Delta Lake vs. Apache Iceberg: Background
Databricks created Delta Lake as an alternative open table format, and for years Delta Lake and Apache Iceberg competed directly. Delta Lake’s tight integration with Databricks gave it a strong ecosystem within Databricks deployments, but Apache Iceberg’s broader multi-engine support and Apache Software Foundation governance made it the community standard outside the Databricks world.
By 2023–2024, the industry had clearly consolidated around Apache Iceberg for multi-engine use cases, and Databricks responded by building Iceberg compatibility into their platform.
UniForm: Automatic Delta → Iceberg Metadata
Delta UniForm (Universal Format) is Databricks’ approach to Delta-Iceberg interoperability. When UniForm is enabled on a Delta table, Databricks automatically generates and maintains Iceberg metadata (metadata files, manifests) alongside the Delta log — allowing Iceberg-compatible engines to read the table as if it were a native Iceberg table.
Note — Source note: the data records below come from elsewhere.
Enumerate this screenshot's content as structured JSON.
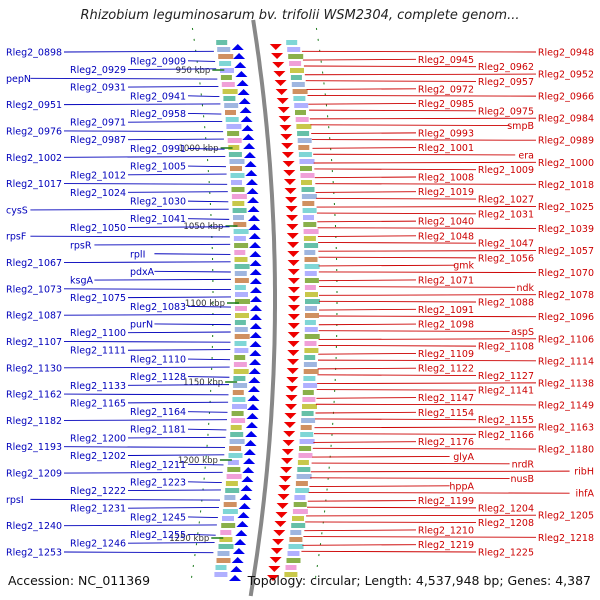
{
  "title": "Rhizobium leguminosarum bv. trifolii WSM2304, complete genom...",
  "footer": {
    "accession": "Accession: NC_011369",
    "summary": "Topology: circular; Length: 4,537,948 bp; Genes: 4,387"
  },
  "colors": {
    "forward_strand": "#0000ee",
    "reverse_strand": "#ee0000",
    "left_labels": "#0000bb",
    "right_labels": "#cc0000",
    "backbone": "#888888",
    "tick": "#1a7a1a"
  },
  "ticks": [
    "950 kbp",
    "1000 kbp",
    "1050 kbp",
    "1100 kbp",
    "1150 kbp",
    "1200 kbp",
    "1250 kbp"
  ],
  "left_labels": [
    "Rleg2_0898",
    "Rleg2_0909",
    "Rleg2_0929",
    "pepN",
    "Rleg2_0931",
    "Rleg2_0941",
    "Rleg2_0951",
    "Rleg2_0958",
    "Rleg2_0971",
    "Rleg2_0976",
    "Rleg2_0987",
    "Rleg2_0991",
    "Rleg2_1002",
    "Rleg2_1005",
    "Rleg2_1012",
    "Rleg2_1017",
    "Rleg2_1024",
    "Rleg2_1030",
    "cysS",
    "Rleg2_1041",
    "Rleg2_1050",
    "rpsF",
    "rpsR",
    "rplI",
    "Rleg2_1067",
    "pdxA",
    "ksgA",
    "Rleg2_1073",
    "Rleg2_1075",
    "Rleg2_1083",
    "Rleg2_1087",
    "purN",
    "Rleg2_1100",
    "Rleg2_1107",
    "Rleg2_1111",
    "Rleg2_1110",
    "Rleg2_1130",
    "Rleg2_1128",
    "Rleg2_1133",
    "Rleg2_1162",
    "Rleg2_1165",
    "Rleg2_1164",
    "Rleg2_1182",
    "Rleg2_1181",
    "Rleg2_1200",
    "Rleg2_1193",
    "Rleg2_1202",
    "Rleg2_1211",
    "Rleg2_1209",
    "Rleg2_1223",
    "Rleg2_1222",
    "rpsI",
    "Rleg2_1231",
    "Rleg2_1245",
    "Rleg2_1240",
    "Rleg2_1255",
    "Rleg2_1246",
    "Rleg2_1253"
  ],
  "right_labels": [
    "Rleg2_0948",
    "Rleg2_0945",
    "Rleg2_0962",
    "Rleg2_0952",
    "Rleg2_0957",
    "Rleg2_0972",
    "Rleg2_0966",
    "Rleg2_0985",
    "Rleg2_0975",
    "Rleg2_0984",
    "smpB",
    "Rleg2_0993",
    "Rleg2_0989",
    "Rleg2_1001",
    "era",
    "Rleg2_1000",
    "Rleg2_1009",
    "Rleg2_1008",
    "Rleg2_1018",
    "Rleg2_1019",
    "Rleg2_1027",
    "Rleg2_1025",
    "Rleg2_1031",
    "Rleg2_1040",
    "Rleg2_1039",
    "Rleg2_1048",
    "Rleg2_1047",
    "Rleg2_1057",
    "Rleg2_1056",
    "gmk",
    "Rleg2_1070",
    "Rleg2_1071",
    "ndk",
    "Rleg2_1078",
    "Rleg2_1088",
    "Rleg2_1091",
    "Rleg2_1096",
    "Rleg2_1098",
    "aspS",
    "Rleg2_1106",
    "Rleg2_1108",
    "Rleg2_1109",
    "Rleg2_1114",
    "Rleg2_1122",
    "Rleg2_1127",
    "Rleg2_1138",
    "Rleg2_1141",
    "Rleg2_1147",
    "Rleg2_1149",
    "Rleg2_1154",
    "Rleg2_1155",
    "Rleg2_1163",
    "Rleg2_1166",
    "Rleg2_1176",
    "Rleg2_1180",
    "glyA",
    "nrdR",
    "ribH",
    "nusB",
    "hppA",
    "ihfA",
    "Rleg2_1199",
    "Rleg2_1204",
    "Rleg2_1205",
    "Rleg2_1208",
    "Rleg2_1210",
    "Rleg2_1218",
    "Rleg2_1219",
    "Rleg2_1225"
  ]
}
-- Enable UniForm on a new Delta table
CREATE TABLE orders (order_id BIGINT, total DOUBLE, order_date DATE)
TBLPROPERTIES (
'delta.enableIcebergCompatV2' = 'true',
'delta.universalFormat.enabledFormats' = 'iceberg'
);
-- Enable UniForm on an existing Delta table
ALTER TABLE orders
SET TBLPROPERTIES (
'delta.enableIcebergCompatV2' = 'true',
'delta.universalFormat.enabledFormats' = 'iceberg'
);
With UniForm enabled:
- Spark reads the table as Delta (unchanged).
- Iceberg-compatible engines (Dremio, Trino, Spark with Iceberg catalog, PyIceberg) read it as an Iceberg table via the generated Iceberg metadata.
- No data file duplication — only metadata is added.
UniForm Limitations
- Read-only for Iceberg engines: Only Databricks Spark can write to UniForm tables (it manages both Delta and Iceberg metadata). Other engines are read-only via the Iceberg interface.
- Some advanced Iceberg features (row-level deletes via delete files, branching) may not be available in UniForm.
- Schema compatibility: Not all Delta types have direct Iceberg equivalents.
Unity Catalog and Iceberg
Databricks Unity Catalog (the data governance layer for Databricks) supports connecting external Iceberg catalogs as federated data sources:
# Connect an external Iceberg REST Catalog to Unity Catalog
# (via Databricks CLI or UI)
databricks catalogs create --name external_iceberg \
--type FOREIGN \
--options '{"type": "iceberg_rest", "uri": "https://my-polaris-catalog.example.com"}'
This allows Databricks users to query Iceberg tables in Apache Polaris, Nessie, or other REST Catalogs directly from Databricks notebooks and SQL warehouses — without moving data.
Unity Catalog also exposes Databricks-managed tables as an Iceberg REST Catalog endpoint, allowing external Iceberg engines to read Databricks data.
Reading Native Iceberg Tables in Databricks
Databricks Spark supports native Iceberg table reads via the Iceberg Spark connector:
# Databricks: configure Iceberg catalog alongside Delta
spark = SparkSession.builder \
.config("spark.sql.catalog.polaris_catalog", "org.apache.iceberg.spark.SparkCatalog") \
.config("spark.sql.catalog.polaris_catalog.type", "rest") \
.config("spark.sql.catalog.polaris_catalog.uri", "https://my-polaris.example.com") \
.getOrCreate()
# Query native Iceberg tables
spark.sql("SELECT * FROM polaris_catalog.analytics.orders").show()
Databricks + Dremio: Complementary Roles
A common architecture combines Databricks and Dremio:
Databricks (ETL, ML training on Delta/Iceberg)
→ Iceberg tables (via UniForm or native Iceberg)
→ Apache Polaris Catalog
→ Dremio (BI, AI Analytics, AI Semantic Layer)
Databricks handles heavy ETL, ML training, and data preparation. Dremio handles BI serving, AI agent access, and self-serve analytics — both working against the same Iceberg data via a shared catalog.
The Competitive Context
The Databricks-Iceberg relationship reflects a broader industry shift: even Databricks, the creator of Delta Lake, has acknowledged that Apache Iceberg’s multi-engine portability and open governance make it the interoperability standard. UniForm and Unity Catalog Iceberg support are Databricks’ pragmatic response to enterprise demand for open, portable data — even when that data originates in a Databricks-managed lakehouse.